No hay nada que explicar, le
dije. Soy solo el narrador, ¿qué quiere que le cuente? ¿Le pediría al conductor
del tráiler que transporta los vehículos desde la fábrica las características y
prestaciones de cada modelo? ¿Verdad que no? Pues eso. No tengo más historia
que las historias que cuento. Y ya están contadas. Tampoco sé más que lo que
narro, porque si conociera más detalles, claro, ya los habría incluido en la
narración. Los narradores no escondemos nada. Trabajamos en mangas de camisa. No
sé a qué viene este interés por mi persona. Solo tengo categoría de operario.
Transmito, no invento. Déjeme un poquito en paz.
Claro
que no me ofendo. Lo entiendo. Comprendo ese interés por mí. El narrador mejora
cuando desaparece detrás de los personajes, como el titiritero que maneja con
destreza los hilos que mueven los labios de los muñecos cuando hablan. Es una
destreza, lo reconozco. Pero solo de carácter técnico. Como el albañil que sabe
elevar un muro de ladrillo o el electricista que no se hace un lío ante el
laberinto de cables que lo ha de atravesar. Eso soy yo. ¿Y a cuántos albañiles
o electricistas ha investigado? Ve por qué me enerva que quiera saber algo más
sobre mi condición. Soy transparente, como casi todos. Pregúntele a los
corpóreos.
No,
no es cierto que haya vivido las historias que narro. Tal vez alguna, pocas.
Casi ninguna. La narración es un depósito donde la gente anónima va echando las
historias que le han ocurrido. Una especie de cubo de basura del sufrimiento
humano. Como esos contenedores donde se abandona la ropa usada que ya no se
necesita. Luego hay quien la recoge, la limpia y la pone a la venta a bajo
precio. Y hasta es posible que alguien pueda comprar con encanto una chaqueta
que en su día lanzó con desprecio al montón. Este es el secreto de las
narraciones, reciclar los desastres sentimentales.
Bueno,
claro, sí, alguna historia ha de ser por fuerza personal. La vida de los
narradores no es diferente a la vida de los narrados. Hasta, en ocasiones, uno
se deja llevar por la proximidad y le atribuye al personaje palabras y hechos
que son suyos. Y cuenta en tercera persona lo que se sabe en primera. Este
sería, de hecho, el primer problema para responder a su interés. Es como si a
un albañil o a un electricista le pide usted que se dibuje, en lugar de
pedírselo al dibujante. De cualquier otro sé contar su vida porque manejo bien
la tercera persona. Es la habilidad que me caracteriza. Pero quedaría fatal que
empezara a contar mi vida así: «El narrador nació en el cuento equivocado».

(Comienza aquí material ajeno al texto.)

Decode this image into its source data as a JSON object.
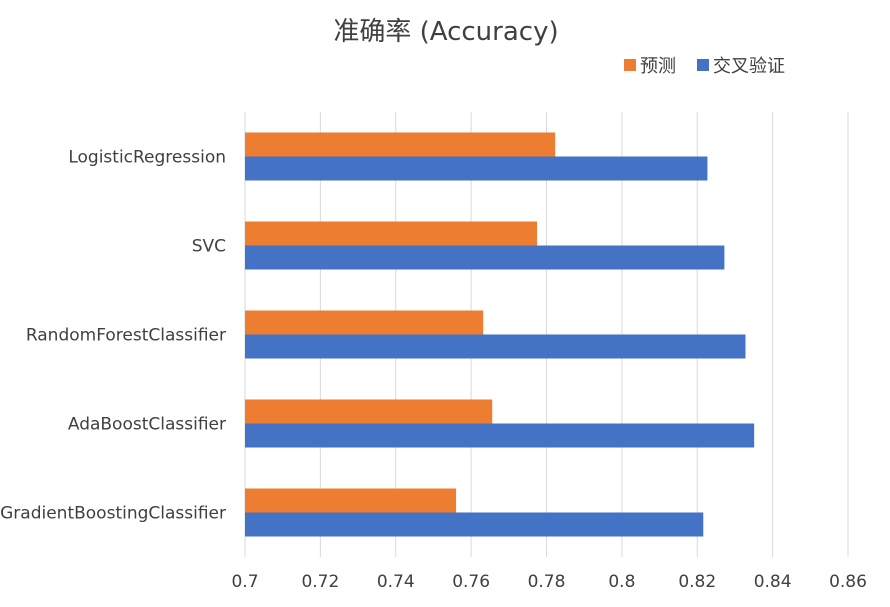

Carecería de sentido. Y aún peor sería que el narrador utilizara la primera
persona. Usurparía, entonces, los atributos del que ha de emplearle. Sería un
trabajador que firma en las dos casillas su contrato de trabajo, la del
empresario y la del empleado.
Como narrador no sé, pero como persona lo entendí todo al revés, si quiere que le desvele algo de mí que sacie su curiosidad. En casa teníamos necesidades, pero me creía todo lo que echaban por la tele y exigía y exigía lujos absurdos que nadie podía pagarme. Me enfadé con todos. Los consideré traidores. Arruiné mi carácter. Mis lazos familiares perecieron por la carcoma de mi odio. Todo alrededor me abandonó antes de que supiera si prefería abandonarlo. No había, eso lo supe más tarde, otra identidad fuera de la que rechazaba. Me había quedado en los huesos triviales de un mero personaje secundario. Eso lo descubrí pronto. Por eso empecé a contar las historias de los demás. Para convertirlos a todos en nadie, como yo, y se me dio bien. Acabé, sin pretenderlo, en la categoría de narrador. Ah, pero el narrador es quien relata las historias donde triunfan o perecen los protagonistas de otras vidas. Los que han logrado disfrutarlas o padecerlas. Solo me dedico a contarlo, soy el que no supo vivir su propia historia.